A política de reocupação do interior do Brasil ficou visível no Plano de Metas apresentado pelo presidente ainda na campanha presidencial de 1955. A ideia era expandir frentes econômicas e construir uma malha rodoviária dos grandes centros à Amazônia. A Marcha para o Oeste de Getúlio tinha empacado no Planalto Central.

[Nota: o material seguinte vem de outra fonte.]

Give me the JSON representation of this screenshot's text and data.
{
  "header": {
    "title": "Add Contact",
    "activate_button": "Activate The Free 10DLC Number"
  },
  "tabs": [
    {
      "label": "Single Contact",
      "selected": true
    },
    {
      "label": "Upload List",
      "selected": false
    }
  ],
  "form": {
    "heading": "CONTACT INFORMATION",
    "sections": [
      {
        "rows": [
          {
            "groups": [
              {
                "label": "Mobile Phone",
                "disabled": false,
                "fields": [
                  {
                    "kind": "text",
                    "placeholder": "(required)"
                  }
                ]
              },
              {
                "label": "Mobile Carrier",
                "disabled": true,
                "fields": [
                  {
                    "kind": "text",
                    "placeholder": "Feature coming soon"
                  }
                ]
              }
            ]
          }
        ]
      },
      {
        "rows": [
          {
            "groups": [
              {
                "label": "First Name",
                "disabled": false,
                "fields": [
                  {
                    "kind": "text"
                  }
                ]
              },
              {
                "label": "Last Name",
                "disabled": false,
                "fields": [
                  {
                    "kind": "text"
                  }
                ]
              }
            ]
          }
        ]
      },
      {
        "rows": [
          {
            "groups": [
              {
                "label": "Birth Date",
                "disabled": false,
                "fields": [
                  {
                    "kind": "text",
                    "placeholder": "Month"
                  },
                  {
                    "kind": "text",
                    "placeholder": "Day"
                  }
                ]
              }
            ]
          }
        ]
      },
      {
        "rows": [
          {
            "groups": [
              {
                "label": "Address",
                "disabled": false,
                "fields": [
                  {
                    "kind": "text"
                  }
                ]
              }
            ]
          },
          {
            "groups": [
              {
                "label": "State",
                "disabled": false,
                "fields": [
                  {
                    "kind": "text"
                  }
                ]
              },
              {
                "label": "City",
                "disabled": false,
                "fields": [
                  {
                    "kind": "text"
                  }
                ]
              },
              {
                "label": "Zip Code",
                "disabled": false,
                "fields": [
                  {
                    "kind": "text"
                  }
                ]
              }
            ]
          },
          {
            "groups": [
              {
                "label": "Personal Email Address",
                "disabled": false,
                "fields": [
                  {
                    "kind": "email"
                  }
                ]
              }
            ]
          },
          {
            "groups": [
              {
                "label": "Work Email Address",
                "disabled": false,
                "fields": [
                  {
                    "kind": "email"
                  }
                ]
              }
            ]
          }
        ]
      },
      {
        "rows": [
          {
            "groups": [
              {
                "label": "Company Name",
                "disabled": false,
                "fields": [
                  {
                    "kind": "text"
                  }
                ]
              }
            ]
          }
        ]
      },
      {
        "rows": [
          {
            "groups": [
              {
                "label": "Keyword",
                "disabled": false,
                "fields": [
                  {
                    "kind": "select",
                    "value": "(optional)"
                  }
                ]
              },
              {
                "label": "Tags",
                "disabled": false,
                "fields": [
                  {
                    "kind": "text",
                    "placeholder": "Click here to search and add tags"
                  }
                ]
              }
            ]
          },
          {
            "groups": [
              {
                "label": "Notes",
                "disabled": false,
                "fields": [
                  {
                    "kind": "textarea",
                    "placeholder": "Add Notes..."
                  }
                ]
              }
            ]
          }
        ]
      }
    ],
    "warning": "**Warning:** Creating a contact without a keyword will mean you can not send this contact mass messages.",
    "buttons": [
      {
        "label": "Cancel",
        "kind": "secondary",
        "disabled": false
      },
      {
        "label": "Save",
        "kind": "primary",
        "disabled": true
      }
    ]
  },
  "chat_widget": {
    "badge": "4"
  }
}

Um cinta-larga anos depois do massacre. Foto do antropólogo Jesco von Puttkamaer. Arquivo Funai. Foto: Jesco von Puttkamaer/Arquivo Funai

No projeto de Juscelino estavam Brasília, no coração de Goiás, e rodovias que chegavam a lugares da floresta até então de acesso limitado aos rios. A Belém-Brasília, a atual BR-153, era uma delas. Ligava Santana do Livramento, no Rio Grande do Sul, à capital do Pará, um corte profundo no mapa do Brasil. A outra estrada era a BR-029, rebatizada de BR-364, mais conhecida como Cuiabá-Porto Velho. A capital do então território federal de Rondônia deixava de depender de voos para Manaus e da Estrada de Ferro Madeira-Mamoré, que vivia sua agonia, e a vizinha Vilhena virava, quase para sempre, terra da pistolagem.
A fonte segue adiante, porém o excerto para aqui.